Questo criterio rende palese – anche – l’intenzione sottintesa di accrescere un valore artistico e culturale per semplice vicinanza; ma anche questo sprona all’apprezzamento e all’approfondimento.

Certamente Vittorio Sgarbi gode di un legame artistico, culturale e politico molto forte con la Regione Marche; ricordiamo di aver visitato almeno cinque mostre realizzate sotto la sua direzione artistica: Simone De Magistris: un pittore visionario tra Lotto e El Greco (Caldarola, 2007); Da Rubens a Maratta, Le meraviglie del Barocco (Osimo, 2013); Le stanze Segrete di Vittorio Sgarbi (Osimo, 2016); Maddalena tra peccato e penitenza (Loreto, 2016); Tra seduzione e potere (Gualdo Tadino, 2017). Per amor di precisione, bisogna specificare che Gualdo Tadino si trova in Umbria, al confine con le Marche.

Sottolineato, ancora una volta se ce ne fosse bisogno, che la frase di (o attribuita a) Giulio Tremonti – che l’arte non dia da mangiare – è sciocca, dobbiamo riconoscere altri due meriti alle attività di Sgarbi e della sua importante famiglia: riuscire a portare la grande cultura nella provincia italiana – forse dove neanche te l’aspetteresti – come facevano i Signori delle corti rinascimentali; poi vivacizzare ed arricchire, di un turismo più attento, un territorio meraviglioso e per lo più sconosciuto. Nella bellissima cornice di Ascoli Piceno, abbiamo gustato un piatto ottimo nel famoso e celebrato Bar Meletti e abbiamo salito le scale del Palazzo dei Capitani, con lo stesso spirito ed emozione affettuosa che ci coglievano nel Bar Tric Trac e dentro Palazzo Racani Arroni a Spoleto, durante i meravigliosi giorni dei Festival condotti da Gian Carlo Menotti.

«Dimmi, o luna: a che vale / al pastor la sua vita, / la vostra vita a voi?

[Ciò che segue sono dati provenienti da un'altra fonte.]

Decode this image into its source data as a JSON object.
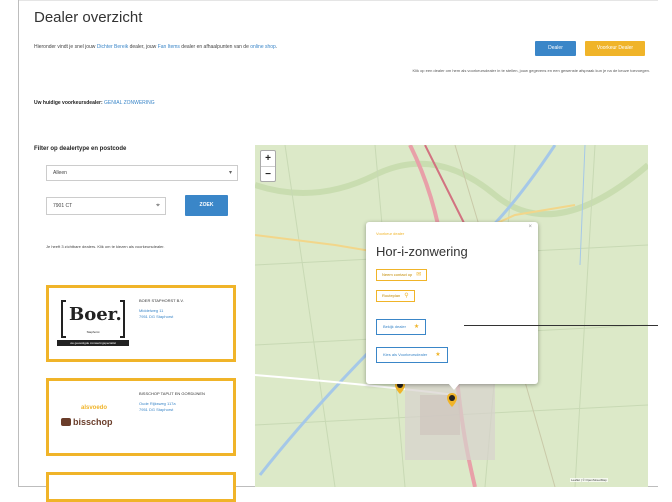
{
  "header": {
    "title": "Dealer overzicht",
    "intro_part1": "Hieronder vindt je snel jouw ",
    "intro_link1": "Dichter Bereik",
    "intro_part2": " dealer, jouw ",
    "intro_link2": "Fan Items",
    "intro_part3": " dealer en afhaalpunten van de ",
    "intro_link3": "online shop",
    "intro_part4": ".",
    "btn_primary": "Dealer",
    "btn_secondary": "Voorkeur Dealer",
    "note": "Klik op een dealer om hem als voorkeursdealer in te stellen, jouw gegevens en een gewenste afspraak kun je na de keuze toevoegen."
  },
  "current_dealer": {
    "label": "Uw huidige voorkeursdealer:",
    "value": "GENIAL ZONWERING"
  },
  "filter": {
    "heading": "Filter op dealertype en postcode",
    "type_value": "Alleen",
    "postcode_value": "7901 CT",
    "search_label": "ZOEK",
    "result_info": "Je heeft 3 zichtbare dealers. Klik om te kiezen als voorkeursdealer."
  },
  "dealers": [
    {
      "logo_word": "Boer.",
      "logo_sub": "Staphorst",
      "logo_bar": "uw gevestigde zonweringspecialist",
      "name": "BOER STAPHORST B.V.",
      "addr1": "Middelweg 11",
      "addr2": "7951 DG Staphorst"
    },
    {
      "logo_top": "alsvoedo",
      "logo_main": "bisschop",
      "name": "BISSCHOP TAPIJT EN GORDIJNEN",
      "addr1": "Oude Rijksweg 117a",
      "addr2": "7951 DG Staphorst"
    }
  ],
  "map": {
    "zoom_in": "+",
    "zoom_out": "−",
    "attribution": "Leaflet | © OpenStreetMap"
  },
  "popup": {
    "close": "×",
    "type": "Voorkeur dealer",
    "title": "Hor-i-zonwering",
    "btn_contact": "Neem contact op",
    "btn_route": "Routeplan",
    "btn_visit": "Bekijk dealer",
    "btn_preferred": "Kies als Voorkeursdealer"
  },
  "colors": {
    "accent_blue": "#3a86c8",
    "accent_orange": "#f0b429",
    "map_green": "#dce9c8"
  }
}
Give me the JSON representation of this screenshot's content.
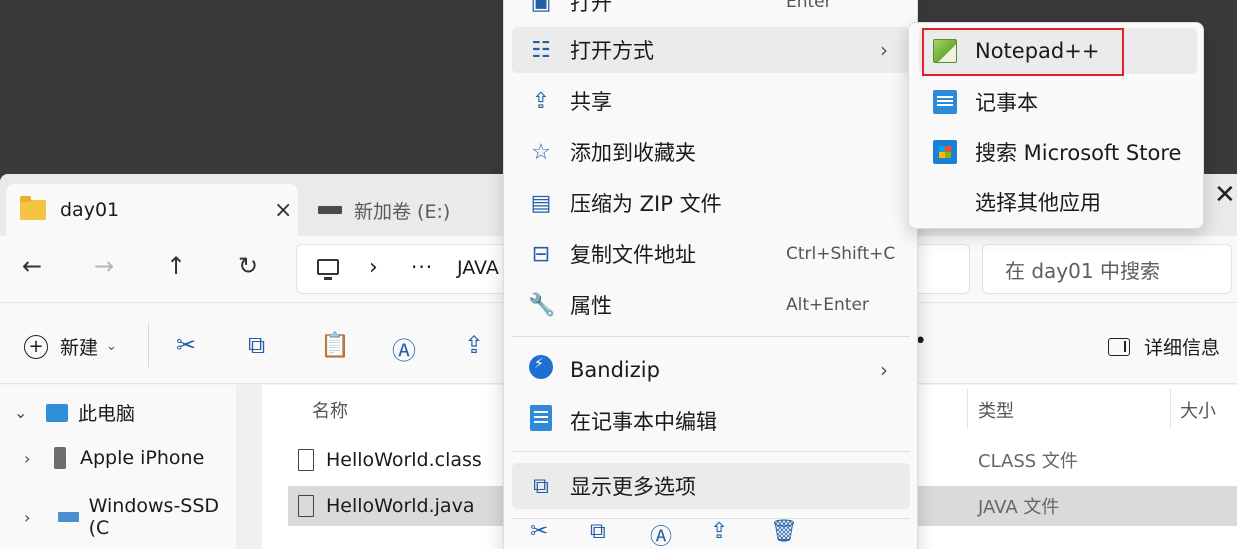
{
  "explorer": {
    "tabs": [
      {
        "label": "day01",
        "active": true
      },
      {
        "label": "新加卷 (E:)",
        "active": false
      }
    ],
    "tab_close": "×",
    "window_close": "✕",
    "address": {
      "more": "···",
      "path": "JAVA"
    },
    "search_placeholder": "在 day01 中搜索",
    "commands": {
      "new_label": "新建",
      "details_label": "详细信息",
      "more": "•"
    },
    "sidebar": [
      {
        "label": "此电脑",
        "icon": "pc-icon",
        "expanded": true
      },
      {
        "label": "Apple iPhone",
        "icon": "phone-icon",
        "expanded": false
      },
      {
        "label": "Windows-SSD (C",
        "icon": "drive-icon",
        "expanded": false
      }
    ],
    "columns": {
      "name": "名称",
      "type": "类型",
      "size": "大小"
    },
    "files": [
      {
        "name": "HelloWorld.class",
        "type": "CLASS 文件",
        "selected": false
      },
      {
        "name": "HelloWorld.java",
        "type": "JAVA 文件",
        "selected": true
      }
    ]
  },
  "context_menu": {
    "items": [
      {
        "label": "打开",
        "accel": "Enter",
        "icon": "open-icon"
      },
      {
        "label": "打开方式",
        "accel": "",
        "icon": "open-with-icon",
        "has_submenu": true,
        "highlighted": true
      },
      {
        "label": "共享",
        "accel": "",
        "icon": "share-icon"
      },
      {
        "label": "添加到收藏夹",
        "accel": "",
        "icon": "star-icon"
      },
      {
        "label": "压缩为 ZIP 文件",
        "accel": "",
        "icon": "zip-icon"
      },
      {
        "label": "复制文件地址",
        "accel": "Ctrl+Shift+C",
        "icon": "copy-path-icon"
      },
      {
        "label": "属性",
        "accel": "Alt+Enter",
        "icon": "wrench-icon"
      },
      {
        "label": "Bandizip",
        "accel": "",
        "icon": "bandizip-icon",
        "has_submenu": true
      },
      {
        "label": "在记事本中编辑",
        "accel": "",
        "icon": "notepad-icon"
      },
      {
        "label": "显示更多选项",
        "accel": "",
        "icon": "more-options-icon",
        "highlighted": true
      }
    ]
  },
  "submenu": {
    "items": [
      {
        "label": "Notepad++",
        "icon": "notepad-plus-plus-icon",
        "highlighted": true
      },
      {
        "label": "记事本",
        "icon": "notepad-icon"
      },
      {
        "label": "搜索 Microsoft Store",
        "icon": "microsoft-store-icon"
      },
      {
        "label": "选择其他应用",
        "icon": ""
      }
    ]
  },
  "colors": {
    "highlight_box": "#e0202a",
    "accent": "#245fa8"
  }
}
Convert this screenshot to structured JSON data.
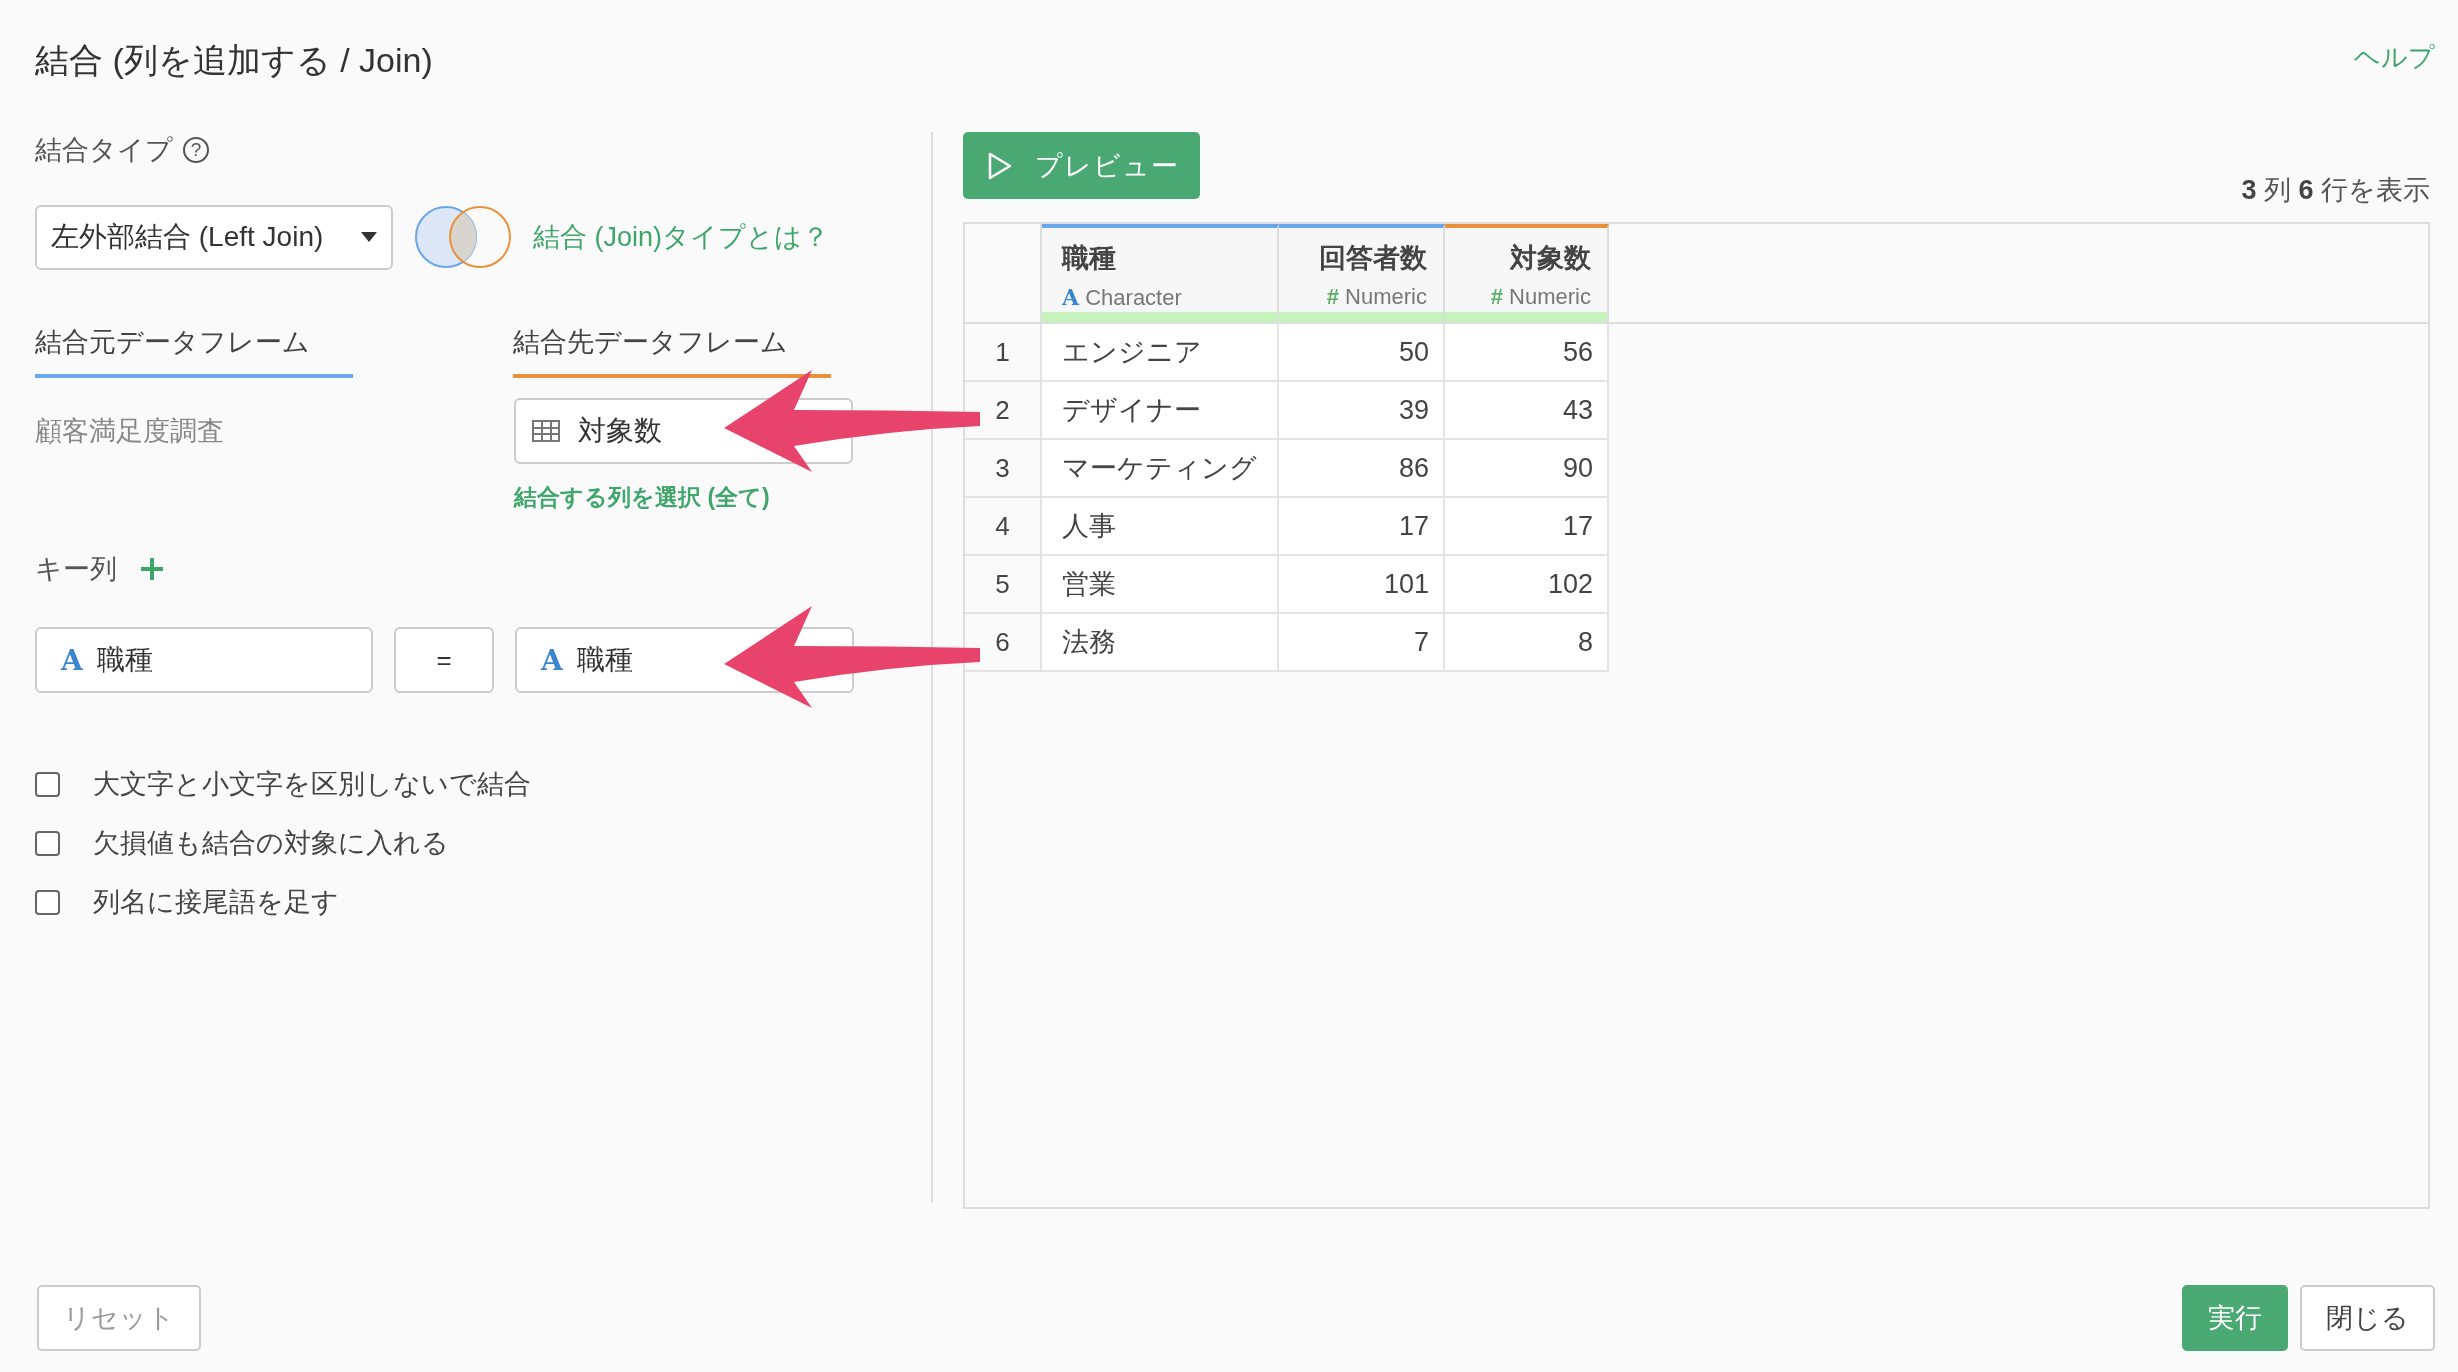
{
  "title": "結合 (列を追加する / Join)",
  "help_link": "ヘルプ",
  "join_type": {
    "label": "結合タイプ",
    "help_icon": "?",
    "select_value": "左外部結合 (Left Join)",
    "link": "結合 (Join)タイプとは？"
  },
  "tabs": [
    {
      "label": "結合元データフレーム",
      "color": "#6aa6ea"
    },
    {
      "label": "結合先データフレーム",
      "color": "#e8913a"
    }
  ],
  "source_name": "顧客満足度調査",
  "target": {
    "value": "対象数",
    "link": "結合する列を選択 (全て)"
  },
  "keys": {
    "label": "キー列",
    "rows": [
      {
        "left_icon": "A",
        "left": "職種",
        "operator": "=",
        "right_icon": "A",
        "right": "職種"
      }
    ]
  },
  "options": [
    {
      "label": "大文字と小文字を区別しないで結合",
      "checked": false
    },
    {
      "label": "欠損値も結合の対象に入れる",
      "checked": false
    },
    {
      "label": "列名に接尾語を足す",
      "checked": false
    }
  ],
  "preview_button": "プレビュー",
  "summary": "**3** 列  **6** 行を表示",
  "table": {
    "columns": [
      {
        "name": "職種",
        "kind": "character",
        "type_icon": "A",
        "type": "Character",
        "color": "#6aa6ea"
      },
      {
        "name": "回答者数",
        "kind": "numeric",
        "type_icon": "#",
        "type": "Numeric",
        "color": "#6aa6ea"
      },
      {
        "name": "対象数",
        "kind": "numeric",
        "type_icon": "#",
        "type": "Numeric",
        "color": "#e8913a"
      }
    ],
    "rows": [
      {
        "index": "1",
        "cells": [
          "エンジニア",
          "50",
          "56"
        ]
      },
      {
        "index": "2",
        "cells": [
          "デザイナー",
          "39",
          "43"
        ]
      },
      {
        "index": "3",
        "cells": [
          "マーケティング",
          "86",
          "90"
        ]
      },
      {
        "index": "4",
        "cells": [
          "人事",
          "17",
          "17"
        ]
      },
      {
        "index": "5",
        "cells": [
          "営業",
          "101",
          "102"
        ]
      },
      {
        "index": "6",
        "cells": [
          "法務",
          "7",
          "8"
        ]
      }
    ]
  },
  "buttons": {
    "reset": "リセット",
    "run": "実行",
    "close": "閉じる"
  }
}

Dimmi: ove tende / questo vagar mio breve, / il tuo corso immortale?» scriveva un noto poeta marchigiano e ama recitare Giuseppe Sgarbi: invitiamo, chi voglia visitare la mostra, di fare anche il contrario di ciò che abbiamo fatto noi e cioè ricercare la bellezza verso l’orario della chiusura; andare a mangiare qualcosa al Bar Meletti poi, e passeggiare in piazza del popolo sotto la luna…

 

3 Replies to “La Ricerca della bellezza.”

  1. La mostra fa obiettivamente cagare … Quadri di medio-basso livello, organizzati e illuminati male…

  2. Al di là del giudizio sulla mostra, che può non piacere, è l’avverbio”obiettivamente” che non va. Può un giudizio essere obiettivo?

  3. Ho visitato ieri la collezione e l’ho trovata bellissima. Ci sono pezzi importanti ed emozionanti.
    Ho amato molto le due opere di Cavalier d’Arpino, in particolare la Madonna della melagrana con la sua splendida cornice. Ovviamente l’Allegoria del Tempo di Guido Cagnacci è indimenticabile.
    L’angolo espositivo dedicato alle foto e agli oggetti della famiglia Cavallini-Sgarbi è tenero e delizioso.
    Mentre ammiravo la mostra ho provato la netta percezione di quanto amore, desiderio e impegno Vittorio Sgarbi, i suoi genitori e la sorella, hanno rivolto ad ogni opera.